Although epidemiological data indicate that White women are more likely to drink and binge drink before pregnancy, fetal alcohol syndrome (FAS) is more common in the Black population than among Whites in the United States. Differences in drinking cessation between Black and White women who become pregnant may help explain the disparity in FAS rates.

METHODS:

The study sample was comprised of 280,126 non-Hispanic Black and White women, ages 18 to 44, from the Behavioral Risk Factor Surveillance System (BRFSS) 2001 to 2005 data sets.
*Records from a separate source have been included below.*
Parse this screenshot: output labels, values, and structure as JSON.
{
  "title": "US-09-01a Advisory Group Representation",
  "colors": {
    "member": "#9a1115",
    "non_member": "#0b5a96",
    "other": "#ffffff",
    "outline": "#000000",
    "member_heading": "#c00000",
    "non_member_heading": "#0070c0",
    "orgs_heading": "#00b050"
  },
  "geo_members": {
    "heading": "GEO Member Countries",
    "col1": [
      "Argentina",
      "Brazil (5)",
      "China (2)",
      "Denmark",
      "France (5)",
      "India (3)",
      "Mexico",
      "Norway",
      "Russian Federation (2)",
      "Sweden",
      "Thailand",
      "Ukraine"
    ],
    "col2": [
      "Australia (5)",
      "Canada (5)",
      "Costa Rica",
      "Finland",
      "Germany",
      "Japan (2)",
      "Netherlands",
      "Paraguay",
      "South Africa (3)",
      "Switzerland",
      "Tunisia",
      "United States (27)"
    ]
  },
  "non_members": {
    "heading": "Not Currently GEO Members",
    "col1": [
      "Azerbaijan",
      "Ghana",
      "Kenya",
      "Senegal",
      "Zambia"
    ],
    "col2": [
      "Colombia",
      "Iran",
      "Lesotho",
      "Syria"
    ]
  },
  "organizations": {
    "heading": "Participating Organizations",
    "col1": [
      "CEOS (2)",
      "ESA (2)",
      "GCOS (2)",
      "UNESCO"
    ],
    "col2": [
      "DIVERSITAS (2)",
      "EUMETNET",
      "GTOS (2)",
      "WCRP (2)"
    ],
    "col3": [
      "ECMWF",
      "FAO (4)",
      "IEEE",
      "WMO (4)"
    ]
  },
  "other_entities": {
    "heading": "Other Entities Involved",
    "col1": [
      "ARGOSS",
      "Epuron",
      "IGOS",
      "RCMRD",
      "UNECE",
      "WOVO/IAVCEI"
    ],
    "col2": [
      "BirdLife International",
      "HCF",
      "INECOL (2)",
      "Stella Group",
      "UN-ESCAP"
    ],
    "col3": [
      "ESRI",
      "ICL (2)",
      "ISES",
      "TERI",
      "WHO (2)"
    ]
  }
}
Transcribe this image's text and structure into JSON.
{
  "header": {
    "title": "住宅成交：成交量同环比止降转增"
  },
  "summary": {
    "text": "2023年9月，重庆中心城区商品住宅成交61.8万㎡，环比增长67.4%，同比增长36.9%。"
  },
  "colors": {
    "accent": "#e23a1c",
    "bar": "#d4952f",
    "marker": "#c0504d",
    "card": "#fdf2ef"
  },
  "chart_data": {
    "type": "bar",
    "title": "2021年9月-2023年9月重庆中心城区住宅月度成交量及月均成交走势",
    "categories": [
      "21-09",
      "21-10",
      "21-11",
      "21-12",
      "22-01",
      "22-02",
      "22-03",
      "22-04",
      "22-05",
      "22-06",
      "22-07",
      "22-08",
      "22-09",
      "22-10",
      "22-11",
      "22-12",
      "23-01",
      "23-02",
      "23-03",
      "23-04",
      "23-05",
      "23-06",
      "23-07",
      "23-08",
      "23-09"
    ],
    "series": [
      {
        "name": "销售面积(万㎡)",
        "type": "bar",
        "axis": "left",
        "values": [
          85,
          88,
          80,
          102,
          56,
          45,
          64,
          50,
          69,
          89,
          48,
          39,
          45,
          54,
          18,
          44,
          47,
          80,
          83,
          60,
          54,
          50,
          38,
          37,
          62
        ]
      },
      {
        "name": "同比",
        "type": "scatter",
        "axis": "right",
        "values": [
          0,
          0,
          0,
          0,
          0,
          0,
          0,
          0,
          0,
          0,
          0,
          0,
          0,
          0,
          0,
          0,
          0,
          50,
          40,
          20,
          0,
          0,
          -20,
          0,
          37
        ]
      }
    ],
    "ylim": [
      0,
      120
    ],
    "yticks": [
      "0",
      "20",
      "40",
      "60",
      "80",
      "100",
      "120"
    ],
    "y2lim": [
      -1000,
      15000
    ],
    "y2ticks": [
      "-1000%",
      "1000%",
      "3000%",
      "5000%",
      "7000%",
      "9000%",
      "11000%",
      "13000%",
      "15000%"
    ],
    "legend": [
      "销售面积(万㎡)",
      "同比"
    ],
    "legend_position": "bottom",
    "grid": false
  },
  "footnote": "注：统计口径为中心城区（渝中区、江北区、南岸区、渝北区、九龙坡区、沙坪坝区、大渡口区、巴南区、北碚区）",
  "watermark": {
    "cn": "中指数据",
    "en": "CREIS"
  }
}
Predictors of reduction in alcohol consumption (in drinks per month) and binge drinking (>4 drinks on one occasion) by pregnant and non-pregnant women were identified with logistic regression. The effect of interactions of pregnancy status with age, education, and Black or White race on drinks per month and binge occasions were explored using analysis of variance (ANOVA).

RESULTS:

Pregnant White women averaged 79.5% fewer drinks per month than non-pregnant White women (F = 1250.1, p < 0.001), and 85.4% fewer binge drinking occasions (F = 376, p < 0.001). Pregnant Black women averaged 58.2% fewer drinks per month than non-pregnant Black women (F = 31.8, p < 0.001) and 64.0% fewer binge occasions (F = 13.8, p < 0.001). Compared to Black women, White women appear to make a 38% greater reduction in drinks per month, and a 33% greater reduction in binge occasions.

CONCLUSIONS:

Non-Hispanic White women appear more likely to reduce drinks per month and binge drinking occasions than non-Hispanic Black women during pregnancy. These findings may help explain disparities in FAS in the United States, though this cross-sectional sample does not permit claims of causation. To better describe the impact of differential drinking reduction on FAS rates, future studies of longitudinal data should be done.